Entrevista publicada en el periódico El Centro

En la bruma política, que termina por eclipsar a muchos personajes de la vida nacional, siempre estuvo la figura de Iván Duque Márquez. En silencio, este amante del Rock y que en su juventud fue un gran deportista, hoy se perfila como el virtual Presidente de Colombia.

Inteligente, de fácil palabra, buen conversador y leal, son características que reúne Duque, quien nunca le huye a una charla amena ni a un debate candente.
 
Nacido el 1 de agosto de 1976, Duque podría entrar en esas estadísticas -que tanto gustan-: sería el Presidente mas joven en la historia del país del Sagrado Corazón.
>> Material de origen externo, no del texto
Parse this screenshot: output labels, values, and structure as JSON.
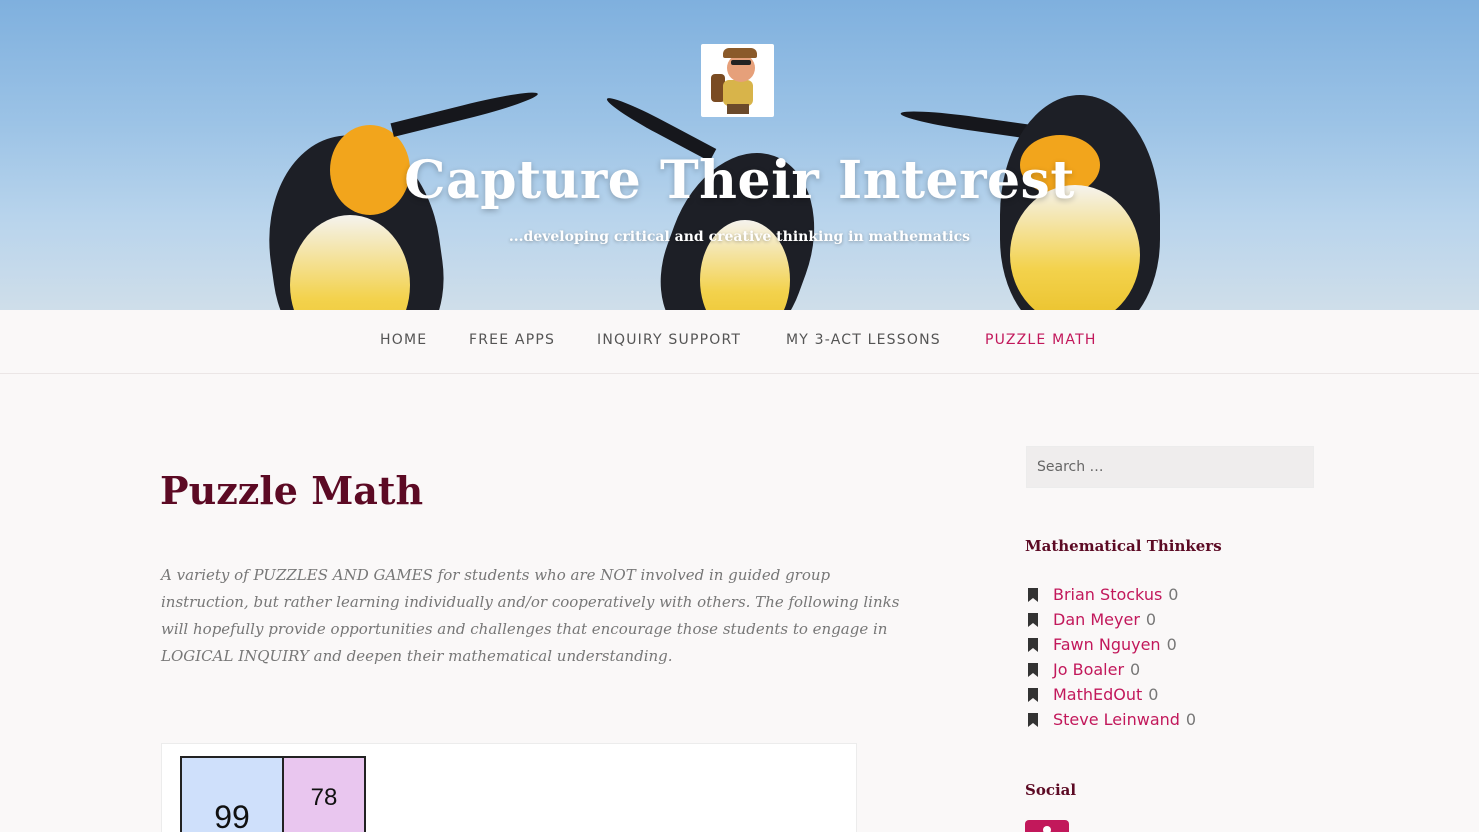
{
  "site": {
    "title": "Capture Their Interest",
    "tagline": "...developing critical and creative thinking in mathematics"
  },
  "nav": {
    "items": [
      "HOME",
      "FREE APPS",
      "INQUIRY SUPPORT",
      "MY 3-ACT LESSONS",
      "PUZZLE MATH"
    ],
    "active": "PUZZLE MATH"
  },
  "main": {
    "title": "Puzzle Math",
    "intro": "A variety of PUZZLES AND GAMES for students who are NOT involved in guided group instruction, but rather learning individually and/or cooperatively with others. The following links will hopefully provide opportunities and challenges that encourage those students to engage in LOGICAL INQUIRY and deepen their mathematical understanding.",
    "puzzle_cells": [
      "99",
      "78"
    ]
  },
  "sidebar": {
    "search_placeholder": "Search …",
    "thinkers_title": "Mathematical Thinkers",
    "thinkers": [
      {
        "name": "Brian Stockus",
        "count": "0"
      },
      {
        "name": "Dan Meyer",
        "count": "0"
      },
      {
        "name": "Fawn Nguyen",
        "count": "0"
      },
      {
        "name": "Jo Boaler",
        "count": "0"
      },
      {
        "name": "MathEdOut",
        "count": "0"
      },
      {
        "name": "Steve Leinwand",
        "count": "0"
      }
    ],
    "social_title": "Social"
  },
  "colors": {
    "accent": "#c2185b",
    "heading": "#5c0a24",
    "page_bg": "#faf8f8"
  },
  "icons": {
    "bookmark": "bookmark-icon",
    "social": "instagram-icon"
  }
}
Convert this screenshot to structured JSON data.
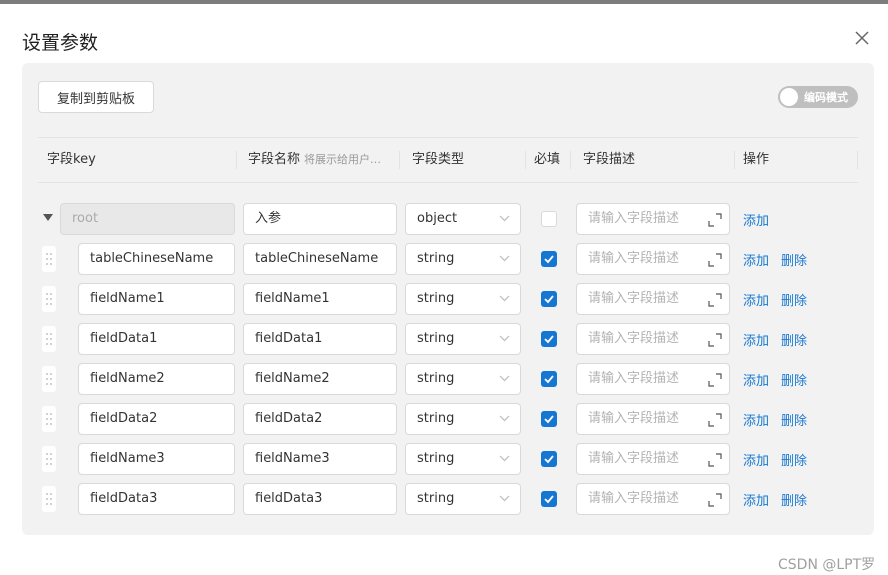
{
  "dialog": {
    "title": "设置参数",
    "copy_button": "复制到剪贴板",
    "toggle_label": "编码模式"
  },
  "columns": {
    "key": "字段key",
    "name": "字段名称",
    "name_hint": "将展示给用户…",
    "type": "字段类型",
    "required": "必填",
    "desc": "字段描述",
    "ops": "操作"
  },
  "root_row": {
    "key_placeholder": "root",
    "name": "入参",
    "type": "object",
    "required": false,
    "desc_placeholder": "请输入字段描述",
    "add": "添加"
  },
  "rows": [
    {
      "key": "tableChineseName",
      "name": "tableChineseName",
      "type": "string",
      "required": true,
      "desc_placeholder": "请输入字段描述",
      "add": "添加",
      "delete": "删除"
    },
    {
      "key": "fieldName1",
      "name": "fieldName1",
      "type": "string",
      "required": true,
      "desc_placeholder": "请输入字段描述",
      "add": "添加",
      "delete": "删除"
    },
    {
      "key": "fieldData1",
      "name": "fieldData1",
      "type": "string",
      "required": true,
      "desc_placeholder": "请输入字段描述",
      "add": "添加",
      "delete": "删除"
    },
    {
      "key": "fieldName2",
      "name": "fieldName2",
      "type": "string",
      "required": true,
      "desc_placeholder": "请输入字段描述",
      "add": "添加",
      "delete": "删除"
    },
    {
      "key": "fieldData2",
      "name": "fieldData2",
      "type": "string",
      "required": true,
      "desc_placeholder": "请输入字段描述",
      "add": "添加",
      "delete": "删除"
    },
    {
      "key": "fieldName3",
      "name": "fieldName3",
      "type": "string",
      "required": true,
      "desc_placeholder": "请输入字段描述",
      "add": "添加",
      "delete": "删除"
    },
    {
      "key": "fieldData3",
      "name": "fieldData3",
      "type": "string",
      "required": true,
      "desc_placeholder": "请输入字段描述",
      "add": "添加",
      "delete": "删除"
    }
  ],
  "watermark": "CSDN @LPT罗",
  "colors": {
    "accent": "#1677d2",
    "panel": "#f2f2f2",
    "toggle_off": "#bfbfbf"
  }
}
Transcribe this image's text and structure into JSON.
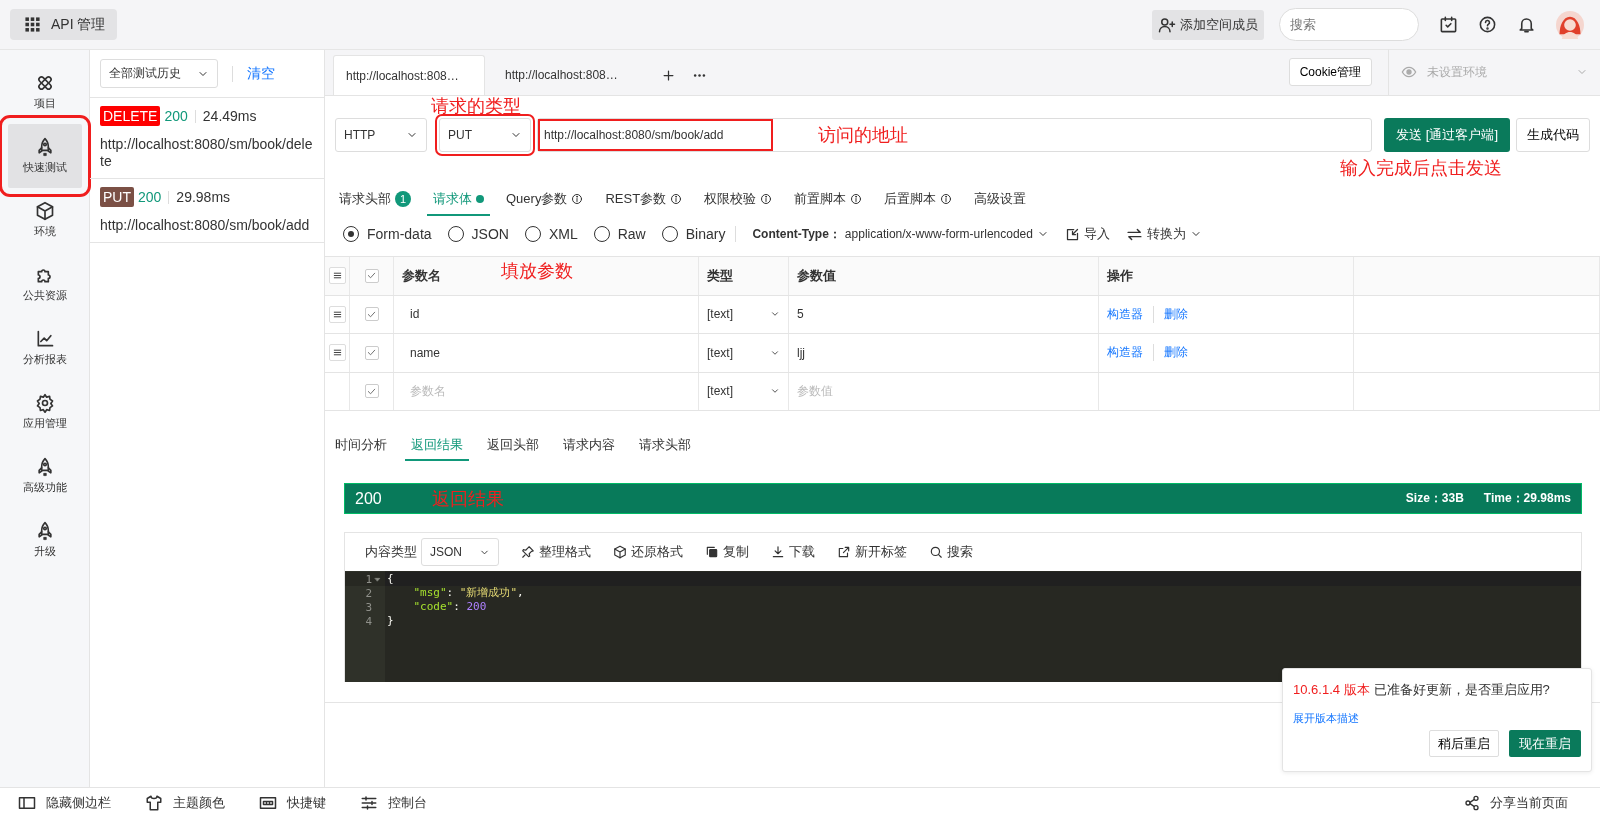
{
  "app_button": {
    "label": "API 管理"
  },
  "header": {
    "invite_button": "添加空间成员",
    "search": {
      "placeholder": "搜索"
    }
  },
  "nav": [
    {
      "label": "项目",
      "selected": false,
      "outlined": false
    },
    {
      "label": "快速测试",
      "selected": true,
      "outlined": true
    },
    {
      "label": "环境",
      "selected": false,
      "outlined": false
    },
    {
      "label": "公共资源",
      "selected": false,
      "outlined": false
    },
    {
      "label": "分析报表",
      "selected": false,
      "outlined": false
    },
    {
      "label": "应用管理",
      "selected": false,
      "outlined": false
    },
    {
      "label": "高级功能",
      "selected": false,
      "outlined": false
    },
    {
      "label": "升级",
      "selected": false,
      "outlined": false
    }
  ],
  "history": {
    "filter": "全部测试历史",
    "clear": "清空",
    "items": [
      {
        "method": "DELETE",
        "color": "#ff0000",
        "status": "200",
        "time": "24.49ms",
        "url": "http://localhost:8080/sm/book/delete"
      },
      {
        "method": "PUT",
        "color": "#7b5045",
        "status": "200",
        "time": "29.98ms",
        "url": "http://localhost:8080/sm/book/add"
      }
    ]
  },
  "request_tabs": [
    {
      "label": "http://localhost:808…",
      "selected": true
    },
    {
      "label": "http://localhost:808…",
      "selected": false
    }
  ],
  "cookie_button": "Cookie管理",
  "environment": {
    "placeholder": "未设置环境"
  },
  "request": {
    "protocol": "HTTP",
    "method": {
      "value": "PUT",
      "outlined": true,
      "note": "请求的类型"
    },
    "url": {
      "value": "http://localhost:8080/sm/book/add",
      "outlined": true,
      "note": "访问的地址"
    },
    "send_button": "发送 [通过客户端]",
    "send_note": "输入完成后点击发送",
    "code_button": "生成代码"
  },
  "section_tabs": [
    {
      "label": "请求头部",
      "badge": "1",
      "selected": false
    },
    {
      "label": "请求体",
      "dot": true,
      "selected": true
    },
    {
      "label": "Query参数",
      "info": true,
      "selected": false
    },
    {
      "label": "REST参数",
      "info": true,
      "selected": false
    },
    {
      "label": "权限校验",
      "info": true,
      "selected": false
    },
    {
      "label": "前置脚本",
      "info": true,
      "selected": false
    },
    {
      "label": "后置脚本",
      "info": true,
      "selected": false
    },
    {
      "label": "高级设置",
      "selected": false
    }
  ],
  "body_types": [
    {
      "label": "Form-data",
      "selected": true
    },
    {
      "label": "JSON",
      "selected": false
    },
    {
      "label": "XML",
      "selected": false
    },
    {
      "label": "Raw",
      "selected": false
    },
    {
      "label": "Binary",
      "selected": false
    }
  ],
  "content_type": {
    "label": "Content-Type：",
    "value": "application/x-www-form-urlencoded"
  },
  "import_button": "导入",
  "convert_button": "转换为",
  "params": {
    "all_checked": true,
    "columns": [
      "参数名",
      "类型",
      "参数值",
      "操作"
    ],
    "note": "填放参数",
    "rows": [
      {
        "kind": "param",
        "checked": true,
        "name": "id",
        "type": "[text]",
        "value": "5",
        "actions": [
          "构造器",
          "删除"
        ]
      },
      {
        "kind": "param",
        "checked": true,
        "name": "name",
        "type": "[text]",
        "value": "ljj",
        "actions": [
          "构造器",
          "删除"
        ]
      },
      {
        "kind": "new",
        "checked": true,
        "name_placeholder": "参数名",
        "type": "[text]",
        "value_placeholder": "参数值"
      }
    ]
  },
  "response_tabs": [
    {
      "label": "时间分析",
      "selected": false
    },
    {
      "label": "返回结果",
      "selected": true
    },
    {
      "label": "返回头部",
      "selected": false
    },
    {
      "label": "请求内容",
      "selected": false
    },
    {
      "label": "请求头部",
      "selected": false
    }
  ],
  "response": {
    "status": "200",
    "note": "返回结果",
    "size": "Size：33B",
    "time": "Time：29.98ms",
    "content_type_label": "内容类型",
    "format": "JSON",
    "tools": [
      "整理格式",
      "还原格式",
      "复制",
      "下载",
      "新开标签",
      "搜索"
    ],
    "code": [
      {
        "number": "1",
        "foldable": true,
        "tokens": [
          {
            "kind": "punct",
            "text": "{"
          }
        ]
      },
      {
        "number": "2",
        "foldable": false,
        "tokens": [
          {
            "kind": "key",
            "text": "    \"msg\""
          },
          {
            "kind": "punct",
            "text": ": "
          },
          {
            "kind": "string",
            "text": "\"新增成功\""
          },
          {
            "kind": "punct",
            "text": ","
          }
        ]
      },
      {
        "number": "3",
        "foldable": false,
        "tokens": [
          {
            "kind": "key",
            "text": "    \"code\""
          },
          {
            "kind": "punct",
            "text": ": "
          },
          {
            "kind": "number",
            "text": "200"
          }
        ]
      },
      {
        "number": "4",
        "foldable": false,
        "tokens": [
          {
            "kind": "punct",
            "text": "}"
          }
        ]
      }
    ]
  },
  "update_notice": {
    "version": "10.6.1.4 版本",
    "message": "已准备好更新，是否重启应用?",
    "link": "展开版本描述",
    "later": "稍后重启",
    "now": "现在重启"
  },
  "footer": {
    "items": [
      "隐藏侧边栏",
      "主题颜色",
      "快捷键",
      "控制台"
    ],
    "share": "分享当前页面"
  }
}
Crecer en la década del 70 -generación de la guayaba como dice Andrés López-, en un hogar que combinaba lo intelectual con la política, terminaba por direccionar la vida del niño que coincidió su nacimiento con la inauguración de los olímpicos de Montreal.

“De niño era muy dedicado a las materias que me gustaban, me fascinaban las humanidades, historia,  geografía. Me gustaba mucho la cátedra de democracia, literatura, español, inglés”, cuenta y de inmediato, con una sonrisa maliciosa, reconoce: “Era un poquito locho para las matemáticas de niño, pero después me volví muy bueno”.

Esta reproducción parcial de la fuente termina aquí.